REPUBLIKA.CO.ID, Saya masih teringat postingan, KH. Mustofa Bisri (Gus Mus) beberapa waktu yang lalu di akun media sosial instagramnya, mengenai pengalaman mengenal banyak Kyai dengan latar profesi dan mapan secara ekonomi. Mulai dari yang berprofesi sebagai pedagang, penulis, hingga petani. Ada yang dari perkotaan maupun perkampungan bahkan dari pelosok desa.

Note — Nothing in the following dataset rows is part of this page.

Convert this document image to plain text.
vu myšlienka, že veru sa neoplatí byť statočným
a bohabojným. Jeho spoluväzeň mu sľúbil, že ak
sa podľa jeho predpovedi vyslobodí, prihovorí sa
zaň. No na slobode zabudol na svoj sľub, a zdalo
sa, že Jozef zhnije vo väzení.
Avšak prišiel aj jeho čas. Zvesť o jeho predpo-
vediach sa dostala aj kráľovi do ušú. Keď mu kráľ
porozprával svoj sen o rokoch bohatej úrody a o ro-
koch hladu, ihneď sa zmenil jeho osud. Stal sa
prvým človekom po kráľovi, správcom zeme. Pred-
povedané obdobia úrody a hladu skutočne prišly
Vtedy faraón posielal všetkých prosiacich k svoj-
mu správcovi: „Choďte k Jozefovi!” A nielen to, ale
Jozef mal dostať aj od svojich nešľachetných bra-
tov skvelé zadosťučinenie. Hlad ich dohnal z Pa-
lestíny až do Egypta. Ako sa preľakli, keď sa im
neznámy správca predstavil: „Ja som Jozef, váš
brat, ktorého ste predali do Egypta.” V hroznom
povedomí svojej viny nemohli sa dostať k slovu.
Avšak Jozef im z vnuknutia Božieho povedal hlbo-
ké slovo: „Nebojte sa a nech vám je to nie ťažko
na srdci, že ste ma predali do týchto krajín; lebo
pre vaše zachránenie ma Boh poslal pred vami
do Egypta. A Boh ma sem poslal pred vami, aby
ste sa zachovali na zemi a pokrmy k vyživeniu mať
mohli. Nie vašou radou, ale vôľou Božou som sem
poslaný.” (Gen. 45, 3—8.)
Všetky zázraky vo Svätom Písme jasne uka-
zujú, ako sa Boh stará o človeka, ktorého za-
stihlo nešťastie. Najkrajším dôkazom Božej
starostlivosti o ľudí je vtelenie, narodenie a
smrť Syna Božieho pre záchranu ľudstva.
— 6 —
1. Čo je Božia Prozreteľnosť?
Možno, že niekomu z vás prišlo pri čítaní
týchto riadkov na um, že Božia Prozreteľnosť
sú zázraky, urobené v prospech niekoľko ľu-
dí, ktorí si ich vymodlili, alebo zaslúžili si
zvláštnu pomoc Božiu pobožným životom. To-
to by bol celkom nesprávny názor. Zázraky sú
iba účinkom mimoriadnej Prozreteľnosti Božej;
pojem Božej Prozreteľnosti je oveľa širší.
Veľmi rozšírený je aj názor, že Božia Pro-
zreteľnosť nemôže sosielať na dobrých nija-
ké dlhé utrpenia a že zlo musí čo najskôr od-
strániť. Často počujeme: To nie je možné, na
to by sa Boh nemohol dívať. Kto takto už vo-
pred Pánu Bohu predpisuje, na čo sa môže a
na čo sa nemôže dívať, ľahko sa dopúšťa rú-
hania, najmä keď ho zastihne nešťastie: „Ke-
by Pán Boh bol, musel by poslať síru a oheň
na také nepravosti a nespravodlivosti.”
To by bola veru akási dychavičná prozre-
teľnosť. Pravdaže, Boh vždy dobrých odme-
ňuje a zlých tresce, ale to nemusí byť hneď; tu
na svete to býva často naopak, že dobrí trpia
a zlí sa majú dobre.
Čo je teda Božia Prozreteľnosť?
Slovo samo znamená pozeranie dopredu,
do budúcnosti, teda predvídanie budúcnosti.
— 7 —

Mbah Mukmin adalah sosok kyai yang mengajarkan ngaji alif, ba, ta’ dan ilmu tauhid, akhlaq serta pasholatan (fiqh) kepada saya saat kecil, beliau tinggal disebuah Kampung, di Desa Tunggak Kec. Toroh Kab. Grobogan Jawa Tengah, merupakan sosok yang menjadi panutan masyarakat dan tempat konsultasi permasalahan umat. Profesi beliau seorang petani, tetapi kemampuan beliau untuk baca kitab kuning (kitab gundul) luar biasa hebat. Jamaah pengajiannya banyak, dari lintas usia dan profesi bahkan memiliki lembaga pendidikan dari Taman Pendidikan Al-Qur’an, Madrasah Diniyah, Majelis Taklim, Madrasah Ibtidaiyah, Madrasah Tsanawiyah, Madrasah Aliyah dan Pondok Pesantren, jamaah thoriqohnya juga sangat banyak.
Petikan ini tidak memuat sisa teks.